Ao contrário de mecanismos anteriores de redução da dívida, a Iniciativa PPME tomou em consideração a
necessidade de reduções substanciais do total da dívida, incluindo pela primeira vez, a dívida ao FMI, ao
Banco Mundial e a outras instituições multilaterais. De qualquer modo, não foi suficiente. A Iniciativa foi
reforçada em 1999, a fim de assegurar uma redução “maior, mais profunda e mais rápida”, ao mesmo
tempo que relacionava mais directamente a redução da dívida com o apoio a medidas destinadas a reduzir
a pobreza. Dos 42 países que preenchiam as condições para serem abrangidos pela Iniciativa PPME, 24
passaram uma etapa decisiva, denominada “ponto de decisão”. Espera-se que, com o tempo, beneficiem de
uma redução do serviço da dívida da ordem dos 46 mil milhões de dólares.
A Iniciativa PPME assim reforçada permitirá reduzir para metade o total da dívida destes países e em cerca
de um terço o serviço da sua dívida. No entanto, até este avanço está comprometido, porque os preços dos
produtos geralmente exportados por estes países continuam a baixar e o comércio internacional está
afectado pelo abrandamento actual da economia.

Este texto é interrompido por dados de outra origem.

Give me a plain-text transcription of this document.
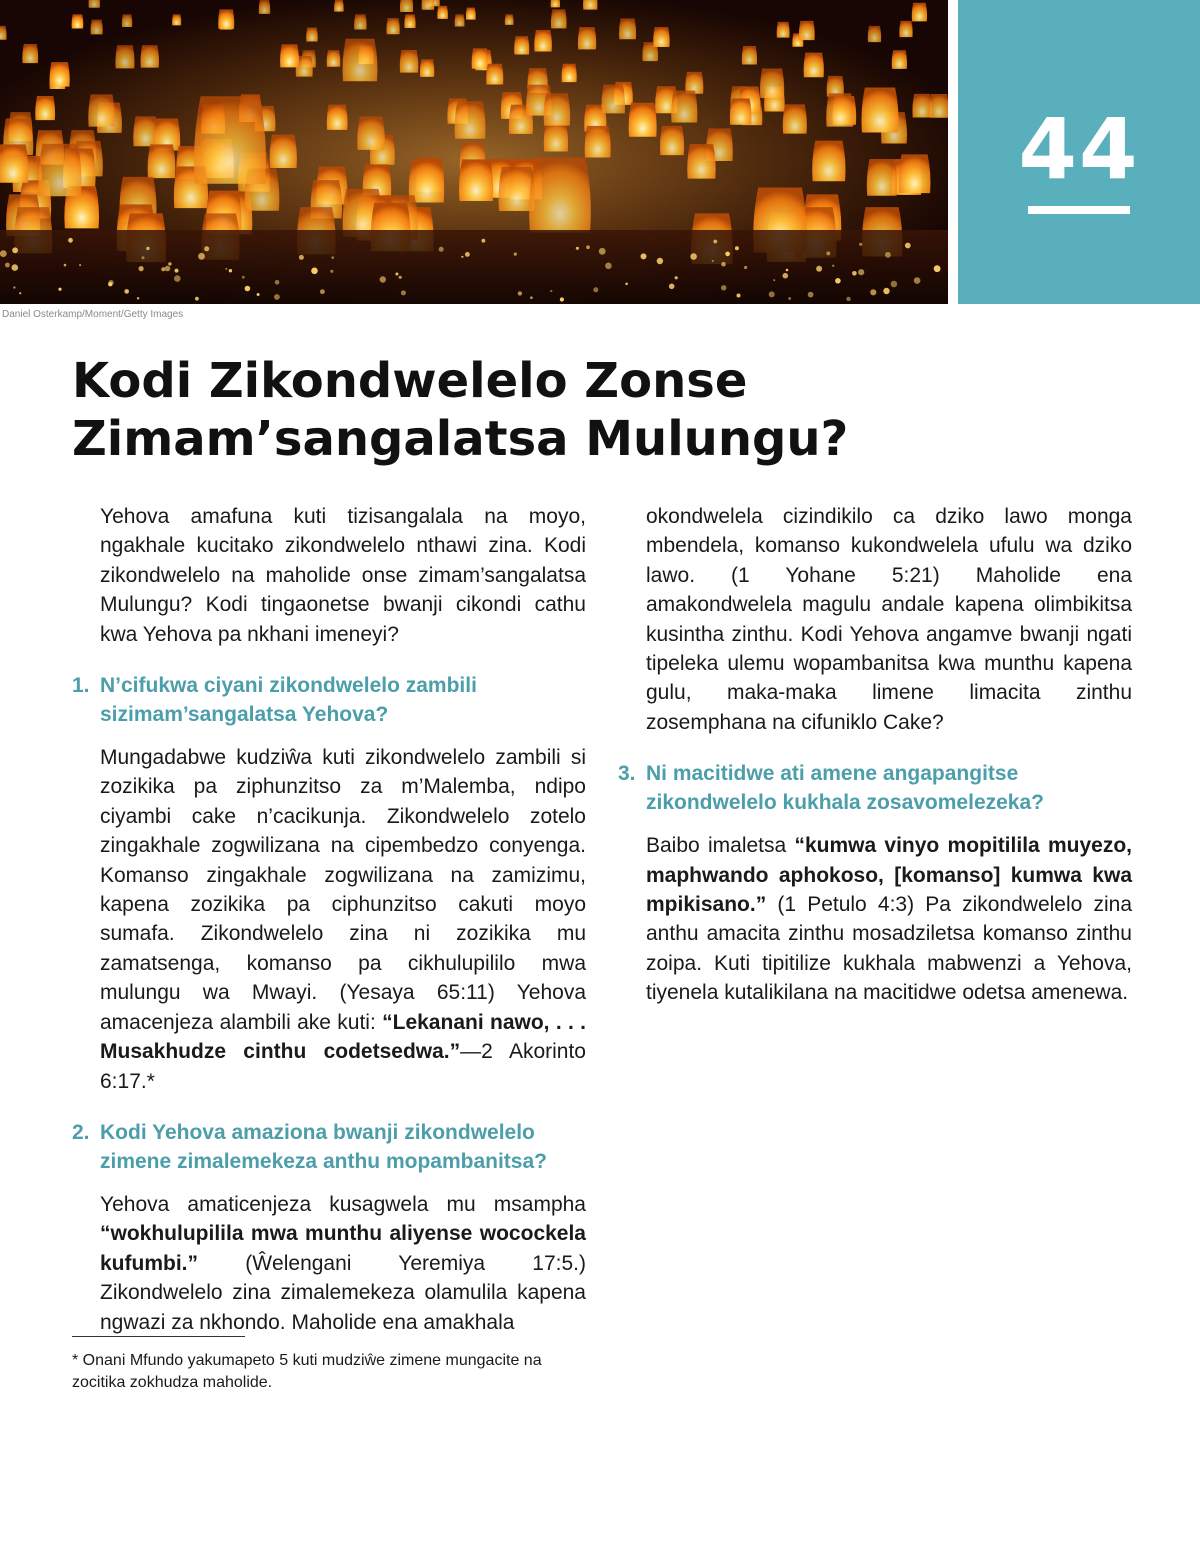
44
Daniel Osterkamp/Moment/Getty Images
Kodi Zikondwelelo Zonse
Zimam’sangalatsa Mulungu?

Yehova amafuna kuti tizisangalala na moyo, ngakhale kucitako zikondwelelo nthawi zina. Kodi zikondwelelo na maholide onse zimam’sangalatsa Mulungu? Kodi tingaonetse bwanji cikondi cathu kwa Yehova pa nkhani imeneyi?

1. N’cifukwa ciyani zikondwelelo zambili sizimam’sangalatsa Yehova?

Mungadabwe kudziŵa kuti zikondwelelo zambili si zozikika pa ziphunzitso za m’Malemba, ndipo ciyambi cake n’cacikunja. Zikondwelelo zotelo zingakhale zogwilizana na cipembedzo conyenga. Komanso zingakhale zogwilizana na zamizimu, kapena zozikika pa ciphunzitso cakuti moyo sumafa. Zikondwelelo zina ni zozikika mu zamatsenga, komanso pa cikhulupililo mwa mulungu wa Mwayi. (Yesaya 65:11) Yehova amacenjeza alambili ake kuti: “Lekanani nawo, . . . Musakhudze cinthu codetsedwa.”—2 Akorinto 6:17.*

2. Kodi Yehova amaziona bwanji zikondwelelo zimene zimalemekeza anthu mopambanitsa?

Yehova amaticenjeza kusagwela mu msampha “wokhulupilila mwa munthu aliyense wocockela kufumbi.” (Ŵelengani Yeremiya 17:5.) Zikondwelelo zina zimalemekeza olamulila kapena ngwazi za nkhondo. Maholide ena amakhala

okondwelela cizindikilo ca dziko lawo monga mbendela, komanso kukondwelela ufulu wa dziko lawo. (1 Yohane 5:21) Maholide ena amakondwelela magulu andale kapena olimbikitsa kusintha zinthu. Kodi Yehova angamve bwanji ngati tipeleka ulemu wopambanitsa kwa munthu kapena gulu, maka-maka limene limacita zinthu zosemphana na cifuniklo Cake?

3. Ni macitidwe ati amene angapangitse zikondwelelo kukhala zosavomelezeka?

Baibo imaletsa “kumwa vinyo mopitilila muyezo, maphwando aphokoso, [komanso] kumwa kwa mpikisano.” (1 Petulo 4:3) Pa zikondwelelo zina anthu amacita zinthu mosadziletsa komanso zinthu zoipa. Kuti tipitilize kukhala mabwenzi a Yehova, tiyenela kutalikilana na macitidwe odetsa amenewa.

* Onani Mfundo yakumapeto 5 kuti mudziŵe zimene mungacite na zocitika zokhudza maholide.
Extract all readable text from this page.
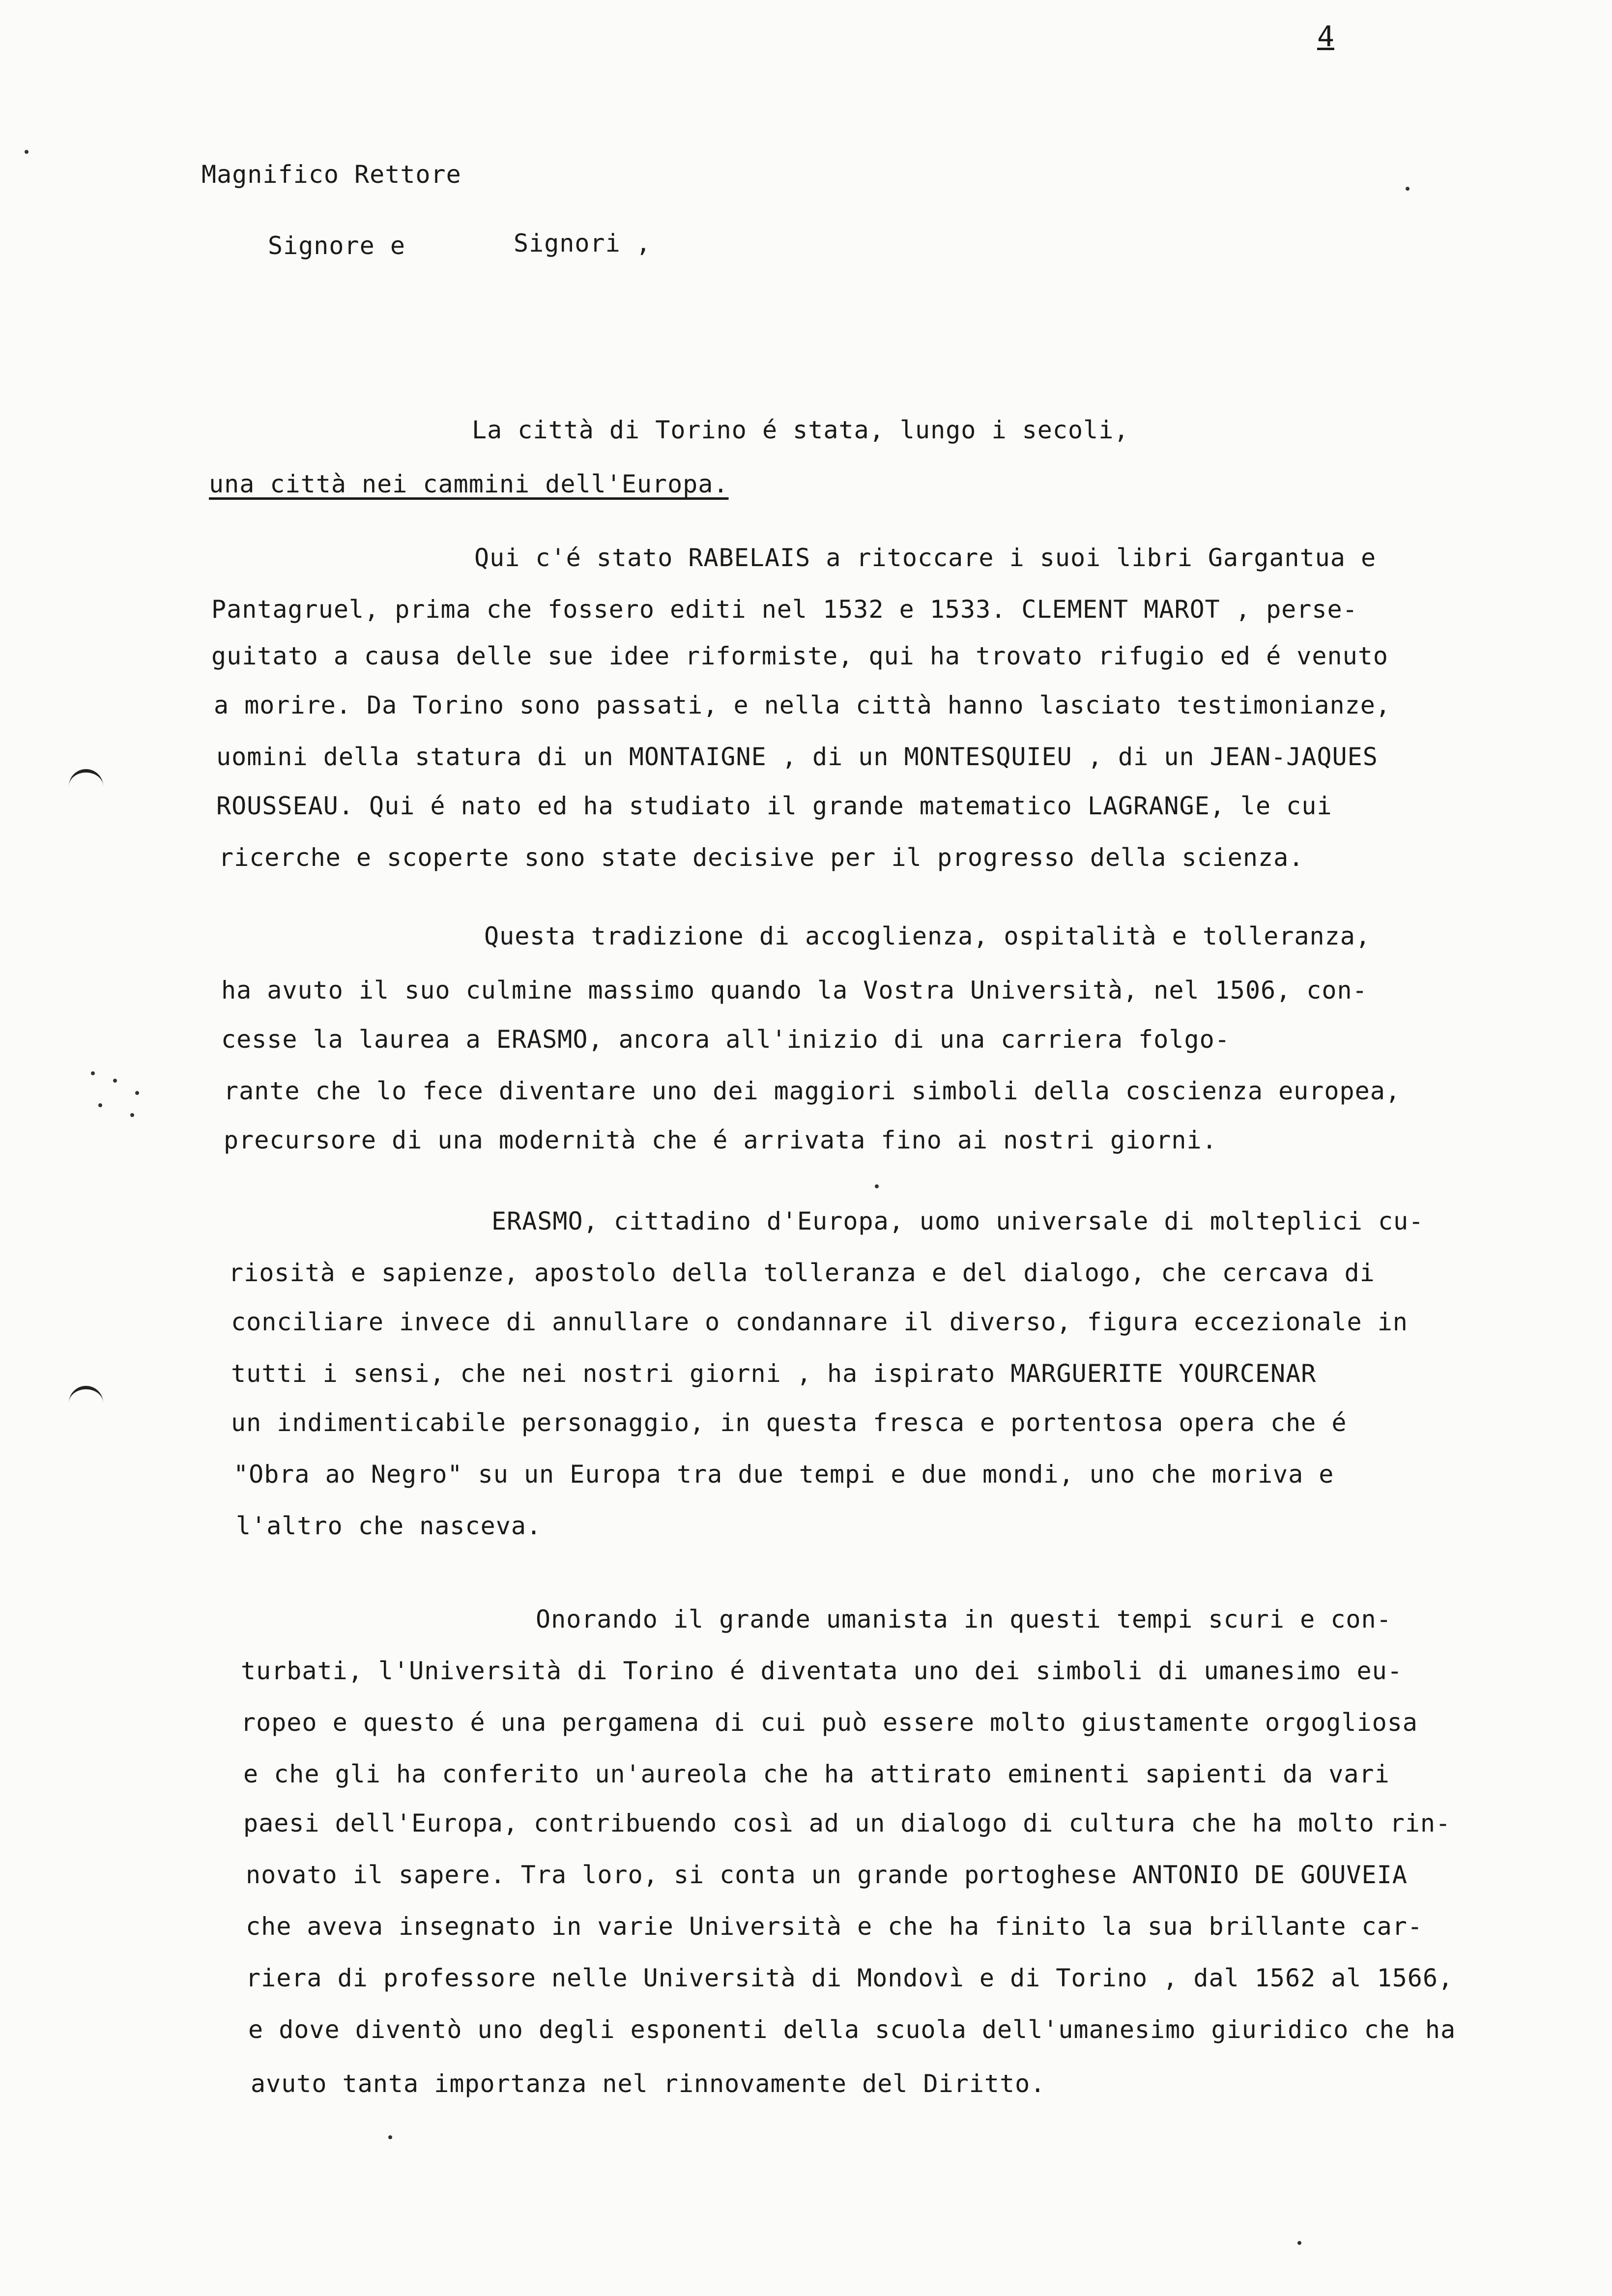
4
Magnifico Rettore
Signore e	Signori ,
La città di Torino é stata, lungo i secoli,
una città nei cammini dell'Europa.
Qui c'é stato RABELAIS a ritoccare i suoi libri Gargantua e
Pantagruel, prima che fossero editi nel 1532 e 1533. CLEMENT MAROT , perse-
guitato a causa delle sue idee riformiste, qui ha trovato rifugio ed é venuto
a morire. Da Torino sono passati, e nella città hanno lasciato testimonianze,
uomini della statura di un MONTAIGNE , di un MONTESQUIEU , di un JEAN-JAQUES
ROUSSEAU. Qui é nato ed ha studiato il grande matematico LAGRANGE, le cui
ricerche e scoperte sono state decisive per il progresso della scienza.
Questa tradizione di accoglienza, ospitalità e tolleranza,
ha avuto il suo culmine massimo quando la Vostra Università, nel 1506, con-
cesse la laurea a ERASMO, ancora all'inizio di una carriera folgo-
rante che lo fece diventare uno dei maggiori simboli della coscienza europea,
precursore di una modernità che é arrivata fino ai nostri giorni.
ERASMO, cittadino d'Europa, uomo universale di molteplici cu-
riosità e sapienze, apostolo della tolleranza e del dialogo, che cercava di
conciliare invece di annullare o condannare il diverso, figura eccezionale in
tutti i sensi, che nei nostri giorni , ha ispirato MARGUERITE YOURCENAR
un indimenticabile personaggio, in questa fresca e portentosa opera che é
"Obra ao Negro" su un Europa tra due tempi e due mondi, uno che moriva e
l'altro che nasceva.
Onorando il grande umanista in questi tempi scuri e con-
turbati, l'Università di Torino é diventata uno dei simboli di umanesimo eu-
ropeo e questo é una pergamena di cui può essere molto giustamente orgogliosa
e che gli ha conferito un'aureola che ha attirato eminenti sapienti da vari
paesi dell'Europa, contribuendo così ad un dialogo di cultura che ha molto rin-
novato il sapere. Tra loro, si conta un grande portoghese ANTONIO DE GOUVEIA
che aveva insegnato in varie Università e che ha finito la sua brillante car-
riera di professore nelle Università di Mondovì e di Torino , dal 1562 al 1566,
e dove diventò uno degli esponenti della scuola dell'umanesimo giuridico che ha
avuto tanta importanza nel rinnovamente del Diritto.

Um dos argumentos defendidos durante os preparativos da Conferência Internacional sobre o
Financiamento do Desenvolvimento é que a capacidade de cada país no que se refere a pagar as suas
dívidas deveria ser avaliada em função da sua capacidade de financiar programas que visem permitir
alcançar os Objectivos de Desenvolvimento do Milénio e que o pagamento da dívida não deveria ser
conseguido em detrimento da consecução destes. (Os Objectivos de Desenvolvimento do Milénio, entre os
quais figura o compromisso de reduzir para metade a pobreza extrema no mundo inteiro até 2015, foram
adoptados por 147 Chefes de Estado e de Governo e por 191 nações na Cimeira do Milénio, que teve lugar
na Sede das Nações Unidas, em Setembro de 2000.)
Os representantes dos países em desenvolvimento pediram também insistentemente que a redução
acelerada da dívida dos países pobres muito desenvolvidos não implicasse uma redução da ajuda recebida
nem a subida das taxas de juro pagas pelos outros países em desenvolvimento. Defendem também que, a
fim de não desviar os recursos do financiamento do desenvolvimento, a redução da dívida deve ser
acompanhada de um aumento da ajuda ao desenvolvimento, essencialmente sob a forma de subvenções e
de empréstimos em condições muito vantajosas.